His board colleague Beverly Anderson also criticized that two-thirds vote policy, but said the structure of the governing body isn’t as important as the people that make it up.
“I think 1107, almost any structure is okay, but it’s the attitudes and the implementations and the transparency of workers and what my peer Ms. (Lupi) Grady said – it’s bringing our best to the situation,” Anderson said. “And I think that our best has not yet been brought, but this is not to speak against 1107 but rather to speak to the need to refine 1107.”
Board member Sonya Williams agreed that refining HB 1107 would be preferable, and said the board should take a more active role in doing that work because they understand best the needs of the school system.
“I think in order for us to be proactive, I think we need to take the time between now and next session to determine what we want the House Bill 1107 to look like,” she said. “No one sitting outside this boardroom knows the details we review, approve, conversate on. So, no one can tell us what this House bill should look like. No one can tell us what the governance of this board should look like.”
On Jan. 31, in a 6-1 vote, the county council approved a letter to the House and Senate delegations stating the council takes no position on 402-17. Councilwoman Andrea Harrison was the dissenter, and Councilmembers Mel Franklin and Karen Toles were absent. The council arrived at its position while meeting as the Rules and General Assembly committee last week, but members held individual, and strong, opinions in spite of the consensus.

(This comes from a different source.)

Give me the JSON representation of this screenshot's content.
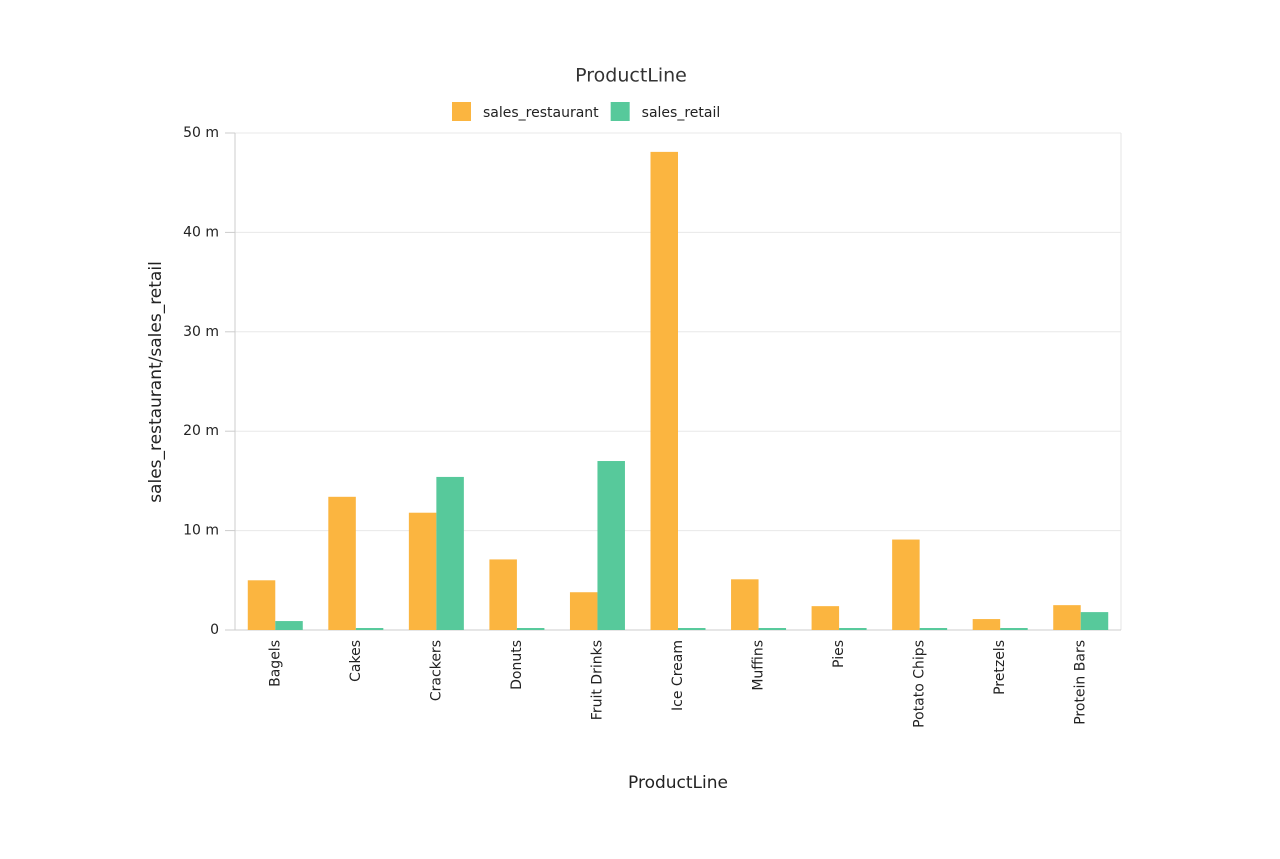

A major point of dissent was the statement in the draft letter that the board’s composition prior to the enacting of HB 1107 was problematic.
“I disagree with the statement that there were ‘inherent problems with the former board's composition.’ I don’t know where that’s coming from. That’s how the county board of education looked for years and years and years before it was temporarily replaced with a nine-member appointed board,” said Councilwoman Mary Lehman.
Lehman said the issue is with the board’s effectiveness, not its composition. Her colleague Deni Taveras disagreed, saying the prior system did not require the board members to have high-level degrees in the educational field.
“I do recall that there were a lot of problems with the fact that we were basically the laughing stock of the region in terms of the qualifications of the board that was in place,” she said. “I think that when we’re dealing with $2 billion worth of money, I think that people should expect some level of qualification, that they’re experts in their field.”
Harrison disagreed and said it was “snobbish, uppity, and judgmental” to say someone is not qualified for the board of education because of a lack of a degree. Lehman said more concerning to her was the fact that some board members did not have children in the school system they were overseeing.
In the end, the council agreed to some minor wording changes in their letter to the state. The letter as amended says, “We believe that a complete repeal would require some further discussion on the type of replacement or alternative. Simply returning the governance structure back to how it was prior to HB 1107 may not likely be the best approach to furthering systemic edification in (an) effort to increase student achievement.”
The letter also indicates the council supports another bill before the delegation, PG 416-17, which would create a task force to study school system governance. The council, according to its letter, feels that “any further changes to the board will require some type of intensive study of best practices.”
The council did request the timeline for the task force’s report be moved up, from Oct. 1, 2018 to Dec. 31, 2017, to coincide with the reporting required under HB 1107.
Although the letter has been sent, the council’s discussions with the delegation will continue. Council Chair Derrick Davis urged his colleagues to be precise in those conversations.
“When you talk to your friends on the Maryland state legislature, (I ask) that you separate the things that we agreed upon from the things that you may feel as a specific and individual member,” he told his colleagues.